B.                 Perkembangan Sastra pada Masa Hindu Budha
Pada dasarnya masyarakat jawa menganut sistem budaya terbuka terhadap pengaruh budaya luar atau asing.  Pada masa awalnya munculnya sastra jawa dalam hal ini khusus sastra jawa tertulis, pengaruh sastra Hindu dari india yang di ilhami oleh ajaran agama Hindu tampak dalam karya sastra jawa kakawin dan kitab-kitab Parwa. Bahkan karya sastra pada masa itu banyak menggunakan bahasa Sansekerta.
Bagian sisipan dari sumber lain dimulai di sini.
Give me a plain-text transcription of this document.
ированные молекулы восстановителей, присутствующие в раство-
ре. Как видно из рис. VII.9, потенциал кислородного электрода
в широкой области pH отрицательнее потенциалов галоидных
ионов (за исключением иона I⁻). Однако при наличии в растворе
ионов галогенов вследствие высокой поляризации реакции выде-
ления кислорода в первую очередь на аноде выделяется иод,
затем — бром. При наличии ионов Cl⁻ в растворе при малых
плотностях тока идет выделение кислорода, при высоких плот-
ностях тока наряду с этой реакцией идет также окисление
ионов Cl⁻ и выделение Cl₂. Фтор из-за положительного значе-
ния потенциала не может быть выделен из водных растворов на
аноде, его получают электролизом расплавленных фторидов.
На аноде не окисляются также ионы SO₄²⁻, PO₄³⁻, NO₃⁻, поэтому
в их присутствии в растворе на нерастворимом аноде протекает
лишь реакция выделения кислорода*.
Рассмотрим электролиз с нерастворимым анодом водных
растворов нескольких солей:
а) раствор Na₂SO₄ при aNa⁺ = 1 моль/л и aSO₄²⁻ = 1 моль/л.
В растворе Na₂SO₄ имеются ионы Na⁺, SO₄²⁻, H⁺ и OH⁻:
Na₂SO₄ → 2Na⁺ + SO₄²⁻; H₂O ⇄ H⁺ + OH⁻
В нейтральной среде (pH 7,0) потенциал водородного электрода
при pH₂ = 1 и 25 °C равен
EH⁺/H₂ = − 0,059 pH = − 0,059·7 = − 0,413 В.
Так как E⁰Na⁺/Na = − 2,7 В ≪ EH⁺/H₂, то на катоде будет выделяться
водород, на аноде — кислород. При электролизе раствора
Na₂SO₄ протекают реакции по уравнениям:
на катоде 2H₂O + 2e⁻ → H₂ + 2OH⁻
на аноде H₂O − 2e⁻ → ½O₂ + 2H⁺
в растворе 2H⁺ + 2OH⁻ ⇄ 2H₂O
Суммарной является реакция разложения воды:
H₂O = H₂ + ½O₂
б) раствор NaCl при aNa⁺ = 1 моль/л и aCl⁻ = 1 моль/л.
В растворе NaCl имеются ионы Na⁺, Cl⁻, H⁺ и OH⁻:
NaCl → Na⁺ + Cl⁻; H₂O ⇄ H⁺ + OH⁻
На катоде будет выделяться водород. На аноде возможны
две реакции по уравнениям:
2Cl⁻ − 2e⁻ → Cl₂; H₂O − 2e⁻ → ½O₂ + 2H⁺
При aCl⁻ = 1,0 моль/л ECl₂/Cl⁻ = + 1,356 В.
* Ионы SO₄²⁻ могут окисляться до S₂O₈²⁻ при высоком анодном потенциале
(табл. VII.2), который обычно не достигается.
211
Orang-ornag Hindu sengaja ingin mengembangkan agamanya melalui kitab-kitab sastra yang banyak memuat ajaran agama Hindu.
Karya sastra jawa pengaruh Hindu tidak terlepas dari kehidupan dan peran penguasa pemerintah, dan sastra jawa selalu hadir dalam lingkungan istana dan atas dasar lisensi raja. menurut perjalanan sejarah kesusatraan jawa mengalami perkembangan akibat peran isatana, karna kekuasaan masalah politik dan ekonomi terdesak dengan adanya campur tangan Belanda. Dengan demikian karena tugas politik dan ekonomi raja dapat dikatakan ‘tidak ada lagi’ maka kegiatan mereka dialihkan pada bidang kesusastraan. Kemudian karya-karya sastra pada masa itu ditulis oleh pujangga-pujangga kerajaan dengan dalih untuk mempersatukan masyarakat dibawah naungan raja atau dengan kata lain untuk menjaga harkat dan martabat raja dan bangsawan. Pengaruh raja terhadap karya sastra sangat berkaitan erat, misal dalam karya sastra muncul sebagai ajaran, petunjuk, dan tingkah laku yang sesuai dengan ajaran atau petunjuk yang berasal dari raja.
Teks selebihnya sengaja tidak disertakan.